Having a standardised set of indicators for assessment of risks could also be used by the FSDC (Financial Stability and Development Council) to discuss systemic risks and policy responses.
While it is understandable that financial development and inclusion are key policy objectives, FSB said they could in principle occasionally come into conflict with maintaining financial stability.
At present, RBI carries out banking system stress tests
mainly applying scenarios directly to banks' balance sheets and the same could be enhanced in various ways, FSB said.
"Models could be further developed to assess the impact of adverse macro scenarios on banks' borrowers, especially those most at risk, and then, in turn, how a deterioration in their balance sheets would feed back to banks' own balance sheets.
Further, FSB said authorities should continue to develop techniques that assess financial stability risks outside the banking sector, including linkages between banks and other financial institutions and markets and the impact of external shocks on capital flows.
According to FSB, it would be useful to continue increasing the coverage and consistency of data on corporate balance sheets.
The peer review focused on macroprudential policy framework as well as the regulation and supervision of non- banking finance companies (NBFCs) and housing finance companies (HFCs).

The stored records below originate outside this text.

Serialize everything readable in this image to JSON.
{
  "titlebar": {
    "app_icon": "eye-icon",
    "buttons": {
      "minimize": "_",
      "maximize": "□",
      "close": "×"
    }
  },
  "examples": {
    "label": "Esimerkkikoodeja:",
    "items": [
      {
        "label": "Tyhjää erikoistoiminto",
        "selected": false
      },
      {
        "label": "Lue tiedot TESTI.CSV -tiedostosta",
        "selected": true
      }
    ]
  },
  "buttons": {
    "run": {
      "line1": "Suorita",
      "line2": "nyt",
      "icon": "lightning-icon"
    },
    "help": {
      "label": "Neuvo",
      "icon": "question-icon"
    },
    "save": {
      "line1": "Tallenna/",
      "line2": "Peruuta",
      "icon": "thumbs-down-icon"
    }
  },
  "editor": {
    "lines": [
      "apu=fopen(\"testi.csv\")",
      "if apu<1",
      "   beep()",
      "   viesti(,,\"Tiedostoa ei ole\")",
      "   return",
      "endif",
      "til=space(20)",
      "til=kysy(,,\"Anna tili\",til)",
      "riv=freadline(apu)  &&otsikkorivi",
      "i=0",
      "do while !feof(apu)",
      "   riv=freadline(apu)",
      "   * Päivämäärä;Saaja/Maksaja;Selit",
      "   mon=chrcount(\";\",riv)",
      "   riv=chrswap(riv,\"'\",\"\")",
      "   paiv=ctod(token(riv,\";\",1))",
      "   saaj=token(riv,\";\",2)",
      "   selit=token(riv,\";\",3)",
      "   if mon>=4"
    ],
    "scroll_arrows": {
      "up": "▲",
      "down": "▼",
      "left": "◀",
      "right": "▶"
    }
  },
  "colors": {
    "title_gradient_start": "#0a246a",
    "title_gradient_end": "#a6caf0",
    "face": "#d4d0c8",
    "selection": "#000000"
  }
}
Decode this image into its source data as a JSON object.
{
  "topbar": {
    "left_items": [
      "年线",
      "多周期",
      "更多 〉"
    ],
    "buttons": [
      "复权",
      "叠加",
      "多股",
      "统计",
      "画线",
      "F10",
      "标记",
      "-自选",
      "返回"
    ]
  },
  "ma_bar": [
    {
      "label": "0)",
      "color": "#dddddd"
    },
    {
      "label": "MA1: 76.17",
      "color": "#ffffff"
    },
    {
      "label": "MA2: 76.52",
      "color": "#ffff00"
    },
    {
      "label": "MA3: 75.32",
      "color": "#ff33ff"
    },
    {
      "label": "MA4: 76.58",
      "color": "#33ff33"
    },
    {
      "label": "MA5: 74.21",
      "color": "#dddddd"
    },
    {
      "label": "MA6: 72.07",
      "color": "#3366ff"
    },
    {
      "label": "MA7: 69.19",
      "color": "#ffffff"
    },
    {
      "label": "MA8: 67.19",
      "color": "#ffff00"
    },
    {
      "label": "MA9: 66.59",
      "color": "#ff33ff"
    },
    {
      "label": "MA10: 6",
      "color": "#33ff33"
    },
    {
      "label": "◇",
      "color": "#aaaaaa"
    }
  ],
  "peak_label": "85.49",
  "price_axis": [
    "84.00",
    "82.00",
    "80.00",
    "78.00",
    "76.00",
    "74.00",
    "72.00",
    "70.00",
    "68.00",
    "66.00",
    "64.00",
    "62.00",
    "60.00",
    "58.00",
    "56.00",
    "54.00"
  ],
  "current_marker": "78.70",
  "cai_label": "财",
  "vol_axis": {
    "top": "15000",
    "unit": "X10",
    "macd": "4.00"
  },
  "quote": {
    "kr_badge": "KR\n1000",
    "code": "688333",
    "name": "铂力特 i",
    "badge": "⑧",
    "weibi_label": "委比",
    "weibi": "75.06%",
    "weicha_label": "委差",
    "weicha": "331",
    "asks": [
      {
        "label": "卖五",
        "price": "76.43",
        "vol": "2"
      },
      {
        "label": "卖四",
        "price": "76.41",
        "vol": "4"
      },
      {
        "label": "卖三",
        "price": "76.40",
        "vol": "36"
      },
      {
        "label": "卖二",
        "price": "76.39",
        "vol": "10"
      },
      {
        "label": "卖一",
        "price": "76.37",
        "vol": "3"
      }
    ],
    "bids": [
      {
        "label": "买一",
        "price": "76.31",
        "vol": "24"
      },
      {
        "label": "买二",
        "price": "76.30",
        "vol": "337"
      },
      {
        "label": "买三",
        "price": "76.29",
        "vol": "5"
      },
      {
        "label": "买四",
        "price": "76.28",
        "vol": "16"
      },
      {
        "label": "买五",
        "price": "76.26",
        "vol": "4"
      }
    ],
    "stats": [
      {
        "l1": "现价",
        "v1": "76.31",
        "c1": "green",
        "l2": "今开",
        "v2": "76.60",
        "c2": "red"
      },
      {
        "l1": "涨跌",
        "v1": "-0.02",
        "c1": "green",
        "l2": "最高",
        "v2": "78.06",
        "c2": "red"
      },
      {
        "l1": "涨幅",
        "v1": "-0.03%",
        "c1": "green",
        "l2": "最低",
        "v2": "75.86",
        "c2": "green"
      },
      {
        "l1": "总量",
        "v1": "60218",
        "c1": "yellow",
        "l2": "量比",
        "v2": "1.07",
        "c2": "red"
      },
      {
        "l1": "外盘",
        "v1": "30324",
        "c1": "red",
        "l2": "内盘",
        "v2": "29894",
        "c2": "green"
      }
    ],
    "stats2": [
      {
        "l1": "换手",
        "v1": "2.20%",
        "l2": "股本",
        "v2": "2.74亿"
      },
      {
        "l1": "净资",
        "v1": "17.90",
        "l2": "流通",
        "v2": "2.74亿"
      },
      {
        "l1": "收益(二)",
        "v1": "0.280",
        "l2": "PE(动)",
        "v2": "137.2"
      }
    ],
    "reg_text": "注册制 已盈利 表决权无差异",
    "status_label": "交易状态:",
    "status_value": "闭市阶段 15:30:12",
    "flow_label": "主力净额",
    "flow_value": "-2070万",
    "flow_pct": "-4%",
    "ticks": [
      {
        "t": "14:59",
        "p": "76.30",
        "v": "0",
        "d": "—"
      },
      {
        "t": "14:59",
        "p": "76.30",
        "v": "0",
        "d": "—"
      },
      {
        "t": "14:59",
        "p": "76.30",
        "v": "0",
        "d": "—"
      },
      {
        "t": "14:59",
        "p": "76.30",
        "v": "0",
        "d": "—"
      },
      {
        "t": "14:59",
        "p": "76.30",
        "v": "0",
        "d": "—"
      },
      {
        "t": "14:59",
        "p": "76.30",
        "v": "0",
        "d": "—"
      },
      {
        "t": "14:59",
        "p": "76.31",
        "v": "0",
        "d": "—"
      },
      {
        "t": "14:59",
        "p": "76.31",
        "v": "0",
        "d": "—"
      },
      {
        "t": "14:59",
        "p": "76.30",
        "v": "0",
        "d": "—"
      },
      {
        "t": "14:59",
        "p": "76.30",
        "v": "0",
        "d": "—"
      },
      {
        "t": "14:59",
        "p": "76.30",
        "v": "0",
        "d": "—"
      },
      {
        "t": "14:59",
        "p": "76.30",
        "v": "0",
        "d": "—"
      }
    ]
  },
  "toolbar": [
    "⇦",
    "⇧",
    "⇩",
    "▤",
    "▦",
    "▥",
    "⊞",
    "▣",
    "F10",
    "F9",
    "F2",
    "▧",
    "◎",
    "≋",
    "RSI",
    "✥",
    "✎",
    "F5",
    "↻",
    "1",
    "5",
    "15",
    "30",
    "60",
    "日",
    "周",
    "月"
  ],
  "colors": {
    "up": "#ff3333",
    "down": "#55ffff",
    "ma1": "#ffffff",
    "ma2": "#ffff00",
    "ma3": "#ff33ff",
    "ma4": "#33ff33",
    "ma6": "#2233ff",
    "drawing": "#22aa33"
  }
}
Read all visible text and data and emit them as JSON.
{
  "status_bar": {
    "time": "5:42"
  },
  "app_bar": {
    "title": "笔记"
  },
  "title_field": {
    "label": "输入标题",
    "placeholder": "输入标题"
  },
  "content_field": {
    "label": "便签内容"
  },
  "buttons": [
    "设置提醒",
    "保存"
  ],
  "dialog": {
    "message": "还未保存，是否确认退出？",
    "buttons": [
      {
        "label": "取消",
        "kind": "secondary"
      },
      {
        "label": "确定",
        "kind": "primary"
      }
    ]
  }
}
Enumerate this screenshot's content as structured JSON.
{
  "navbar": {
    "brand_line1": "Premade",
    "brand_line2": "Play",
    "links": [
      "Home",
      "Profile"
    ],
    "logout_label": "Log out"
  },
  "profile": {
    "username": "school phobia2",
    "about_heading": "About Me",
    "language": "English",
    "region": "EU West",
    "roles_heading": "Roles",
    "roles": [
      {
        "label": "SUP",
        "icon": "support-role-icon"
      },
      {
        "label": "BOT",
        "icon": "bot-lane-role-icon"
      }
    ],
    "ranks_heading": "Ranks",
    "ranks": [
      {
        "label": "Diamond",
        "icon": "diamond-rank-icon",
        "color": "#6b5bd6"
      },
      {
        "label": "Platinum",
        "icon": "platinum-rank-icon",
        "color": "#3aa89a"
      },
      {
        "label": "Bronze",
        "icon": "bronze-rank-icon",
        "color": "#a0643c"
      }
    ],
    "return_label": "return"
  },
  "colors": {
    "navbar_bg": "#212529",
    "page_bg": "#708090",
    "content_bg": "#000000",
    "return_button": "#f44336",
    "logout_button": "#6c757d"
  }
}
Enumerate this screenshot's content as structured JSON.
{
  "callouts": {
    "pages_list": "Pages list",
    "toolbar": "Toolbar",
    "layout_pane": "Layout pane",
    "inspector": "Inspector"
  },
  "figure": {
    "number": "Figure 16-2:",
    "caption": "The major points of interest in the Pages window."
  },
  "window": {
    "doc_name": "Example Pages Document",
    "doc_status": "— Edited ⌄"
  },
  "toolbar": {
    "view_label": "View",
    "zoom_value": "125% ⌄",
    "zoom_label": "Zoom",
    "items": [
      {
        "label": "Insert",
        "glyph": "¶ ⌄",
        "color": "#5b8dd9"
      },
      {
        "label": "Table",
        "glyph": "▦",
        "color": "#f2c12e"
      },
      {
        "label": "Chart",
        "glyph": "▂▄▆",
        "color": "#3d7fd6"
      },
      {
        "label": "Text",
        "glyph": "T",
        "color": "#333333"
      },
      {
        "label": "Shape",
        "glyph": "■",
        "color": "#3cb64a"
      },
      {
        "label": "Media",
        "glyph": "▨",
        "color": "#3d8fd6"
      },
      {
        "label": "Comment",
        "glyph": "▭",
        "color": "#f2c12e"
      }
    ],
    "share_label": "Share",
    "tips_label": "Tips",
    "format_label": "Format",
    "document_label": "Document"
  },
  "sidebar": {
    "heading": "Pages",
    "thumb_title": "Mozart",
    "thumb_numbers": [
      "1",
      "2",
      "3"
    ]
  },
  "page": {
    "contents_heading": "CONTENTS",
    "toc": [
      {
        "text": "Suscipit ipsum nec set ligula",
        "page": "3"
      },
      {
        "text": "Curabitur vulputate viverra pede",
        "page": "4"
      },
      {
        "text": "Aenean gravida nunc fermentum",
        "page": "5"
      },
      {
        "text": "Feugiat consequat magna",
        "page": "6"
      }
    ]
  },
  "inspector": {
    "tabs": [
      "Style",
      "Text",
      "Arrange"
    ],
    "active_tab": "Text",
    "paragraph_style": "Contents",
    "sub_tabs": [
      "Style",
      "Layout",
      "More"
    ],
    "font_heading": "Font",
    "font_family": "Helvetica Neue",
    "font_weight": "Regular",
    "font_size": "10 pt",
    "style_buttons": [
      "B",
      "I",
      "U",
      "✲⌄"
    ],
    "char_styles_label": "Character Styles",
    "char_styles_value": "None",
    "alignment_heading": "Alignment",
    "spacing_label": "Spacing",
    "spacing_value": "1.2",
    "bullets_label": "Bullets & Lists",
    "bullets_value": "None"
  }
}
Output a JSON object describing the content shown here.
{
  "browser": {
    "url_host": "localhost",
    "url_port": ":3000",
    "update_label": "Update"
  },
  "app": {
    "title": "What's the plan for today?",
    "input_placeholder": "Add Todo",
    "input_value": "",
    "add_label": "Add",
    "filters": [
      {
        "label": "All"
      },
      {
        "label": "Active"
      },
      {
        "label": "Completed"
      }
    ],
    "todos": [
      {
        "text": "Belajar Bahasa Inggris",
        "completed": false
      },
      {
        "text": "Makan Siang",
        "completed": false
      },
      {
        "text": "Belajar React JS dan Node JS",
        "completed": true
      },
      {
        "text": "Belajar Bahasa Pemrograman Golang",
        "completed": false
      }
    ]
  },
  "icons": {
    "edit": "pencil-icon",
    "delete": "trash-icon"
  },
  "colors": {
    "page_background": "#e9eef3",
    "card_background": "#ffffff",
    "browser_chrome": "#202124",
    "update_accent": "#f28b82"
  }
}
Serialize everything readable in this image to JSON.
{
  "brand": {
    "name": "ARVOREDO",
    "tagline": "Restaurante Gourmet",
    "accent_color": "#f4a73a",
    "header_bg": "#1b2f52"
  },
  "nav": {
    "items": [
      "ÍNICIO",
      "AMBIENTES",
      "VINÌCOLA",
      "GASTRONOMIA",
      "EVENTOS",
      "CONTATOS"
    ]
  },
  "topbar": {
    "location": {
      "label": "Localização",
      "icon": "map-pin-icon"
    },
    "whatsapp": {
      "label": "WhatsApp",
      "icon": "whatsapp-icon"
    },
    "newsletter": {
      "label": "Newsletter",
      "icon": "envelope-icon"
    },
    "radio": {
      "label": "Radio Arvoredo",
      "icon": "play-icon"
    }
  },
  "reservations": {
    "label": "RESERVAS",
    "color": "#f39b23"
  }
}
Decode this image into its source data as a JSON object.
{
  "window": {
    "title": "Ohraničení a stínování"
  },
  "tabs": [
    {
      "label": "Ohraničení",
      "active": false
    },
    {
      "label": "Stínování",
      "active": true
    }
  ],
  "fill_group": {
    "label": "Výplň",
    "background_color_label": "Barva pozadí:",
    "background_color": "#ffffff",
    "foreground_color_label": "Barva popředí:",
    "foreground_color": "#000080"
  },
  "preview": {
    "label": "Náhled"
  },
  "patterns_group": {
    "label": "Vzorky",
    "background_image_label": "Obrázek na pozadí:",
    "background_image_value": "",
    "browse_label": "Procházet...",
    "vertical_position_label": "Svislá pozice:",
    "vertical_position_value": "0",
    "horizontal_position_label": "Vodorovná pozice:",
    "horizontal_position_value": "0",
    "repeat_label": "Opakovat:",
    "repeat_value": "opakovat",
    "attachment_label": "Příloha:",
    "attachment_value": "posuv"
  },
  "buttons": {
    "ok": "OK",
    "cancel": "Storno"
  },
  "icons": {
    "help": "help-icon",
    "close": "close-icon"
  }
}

Noting that progress has also been made with regard to NBFCs, the report said concerns about the risks from unregulated financial entities and unauthorised financial activities have strengthened the coordination of efforts by the authorities to survey the regulatory perimeter.
Even though it is typically small, problems in the NBFC sector can become systemic due to interconnectedness with the banking sector as well as due to their social and political ramifications, the report noted.